The trend of adjuvant therapy is another interesting issue. In contrast to the guidelines in other countries, which are based more on adjuvant radiation therapy [27282930], our guideline emphasizes on the benefits of adjuvant chemotherapy. The results of this study revealed that adjuvant therapies have been integrated into chemotherapy as recommended in the guideline. It should be highlighted that adjuvant chemotherapy was common in Japan even before the guideline publication [1]. Several studies pointed out the shortage of radiation oncologists or facilities in Japan in comparison with the US [313233]. Besides evidences from clinical trials mentioned in the results section, the limited accessibility to radiation therapy might also be in the background.

We showed the possible advantage of adjuvant chemotherapy against adjuvant radiation therapy, implying indirect influence of the guideline on patient survival. After the publication of the guideline in 2006, several RCTs comparing adjuvant radiation therapy and chemotherapy for intermediate- or high-recurrence risk groups have been reported, in which no significant difference was observed [3435]. However, a meta-analysis reported in 2011 supports our result by indicating a small benefit of adjuvant chemotherapy over radiation therapy [36]. At the same time, it should be emphasized again that the direct influence of the guideline publication on patient outcome was not verified in this study, and our retrospective examination missed several information indispensable to minimize confounding factors such as performance status, types of hysterectomy, cytoreductive status in primary surgery, area of lymphadenectomy (except for 2012), status of venous or lymphatic invasions, regimens of chemotherapy or radiation therapy, and types of facilities. The result of this study should be interpreted very carefully.

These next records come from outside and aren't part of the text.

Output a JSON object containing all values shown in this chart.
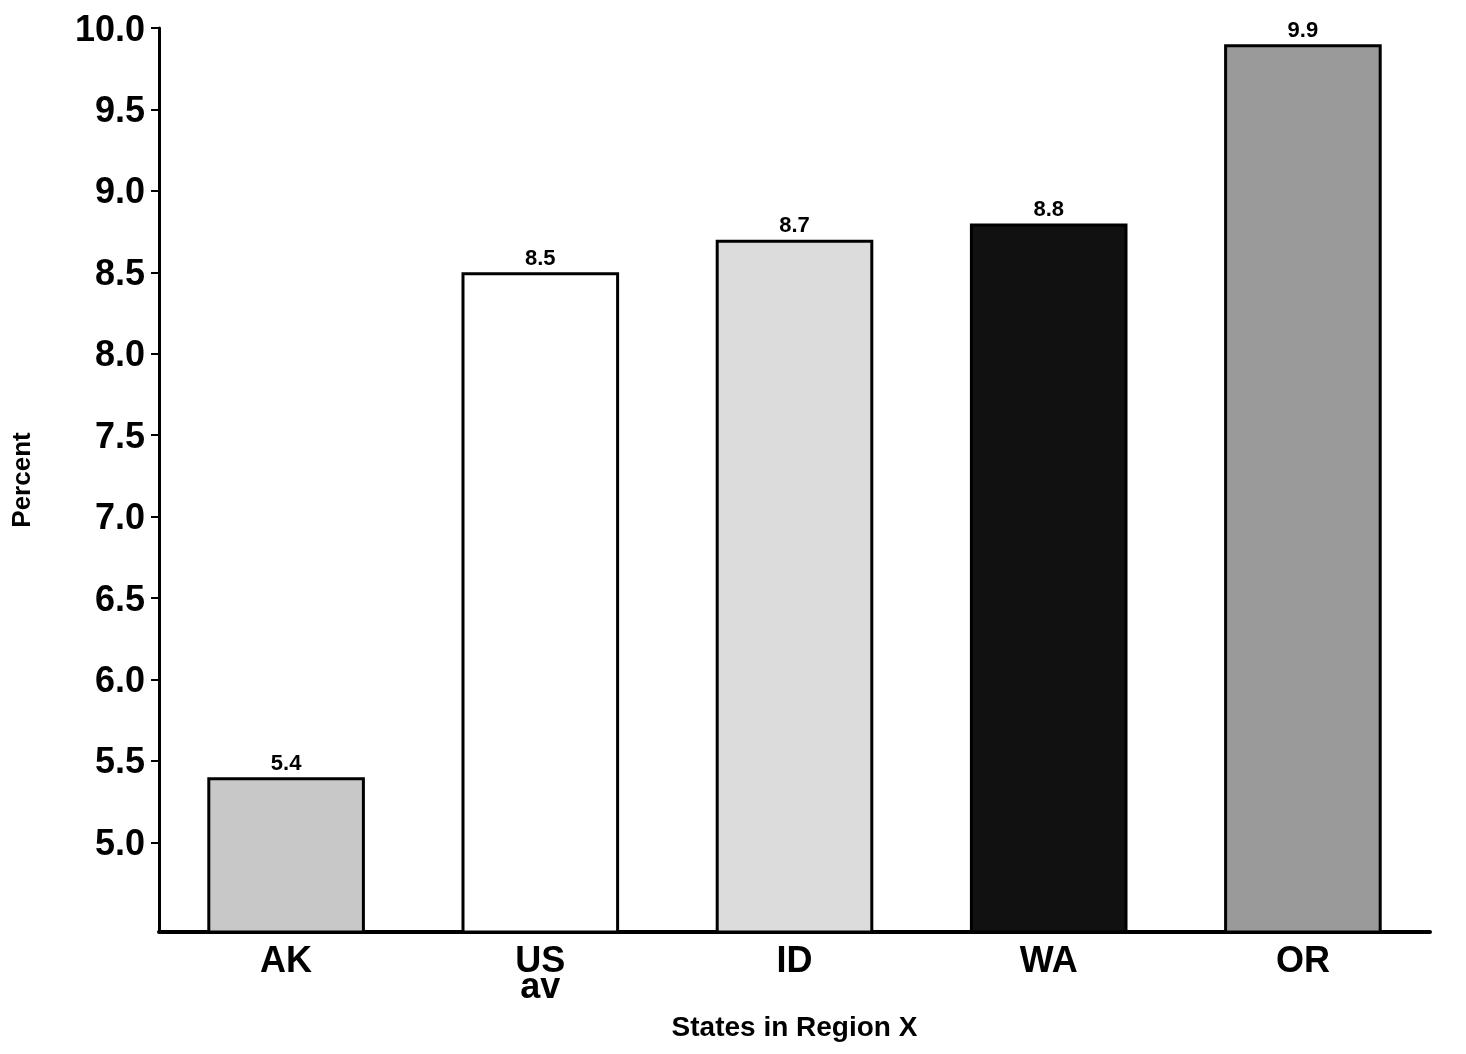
{
  "chart_data": {
    "type": "bar",
    "xlabel": "States in Region X",
    "ylabel": "Percent",
    "categories": [
      "AK",
      "US\nav",
      "ID",
      "WA",
      "OR"
    ],
    "values": [
      5.4,
      8.5,
      8.7,
      8.8,
      9.9
    ],
    "colors": [
      "#c8c8c8",
      "#ffffff",
      "#dcdcdc",
      "#111111",
      "#9a9a9a"
    ],
    "ylim": [
      4.45,
      10.0
    ],
    "yticks": [
      {
        "value": 5,
        "label": "5.0"
      },
      {
        "value": 5.5,
        "label": "5.5"
      },
      {
        "value": 6,
        "label": "6.0"
      },
      {
        "value": 6.5,
        "label": "6.5"
      },
      {
        "value": 7,
        "label": "7.0"
      },
      {
        "value": 7.5,
        "label": "7.5"
      },
      {
        "value": 8,
        "label": "8.0"
      },
      {
        "value": 8.5,
        "label": "8.5"
      },
      {
        "value": 9,
        "label": "9.0"
      },
      {
        "value": 9.5,
        "label": "9.5"
      },
      {
        "value": 10,
        "label": "10.0"
      }
    ],
    "data_labels": true,
    "grid": false
  }
}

Guidelines should reflect the global trend brought about by the progression of novel treatment strategies and updated evidences. Thus, guidelines are required to be revised periodically. Simultaneously, we should evaluate the guideline at a certain interval to confirm its influence on the clinical practice. Furthermore, these retrospective inspections will uncover the conflicting issue that should be discussed in future prospective studies. The long-term purpose of this guideline evaluation is to establish novel evidence-based guideline through proposing clinical trials based on highly qualified retrospective analyses.

The JSOG cancer registration project has established unique, one and only database in our nation. Here, we would like to propose some modifications as there were several limitations in the data available. The current database does not contain aforementioned information which can reduce unfavorable biases and lead to more reliable results for future evaluation. In addition, the proportion of patients without outcome information should be smaller for more trustworthy assessment. It would be ideal if all this information is involved in the future registration. However, it can be easily understood that if the registration system gets more complicated, then more effort will be required for all participants. It is desirable to modify the registration system and obtain a more sophisticated database with detailed information in collaboration with JSOG, JSGO, and every participant for a more reliable guideline evaluation and better cancer management.

In conclusion, although this is a retrospective study with limited information, we demonstrated the possible influence of guideline introduction on clinical trends and patient survival through nationwide assessment. Continuous evaluation with improved database is desirable to comprehend the effect of guidelines more precisely, and to contribute to better patient outcome.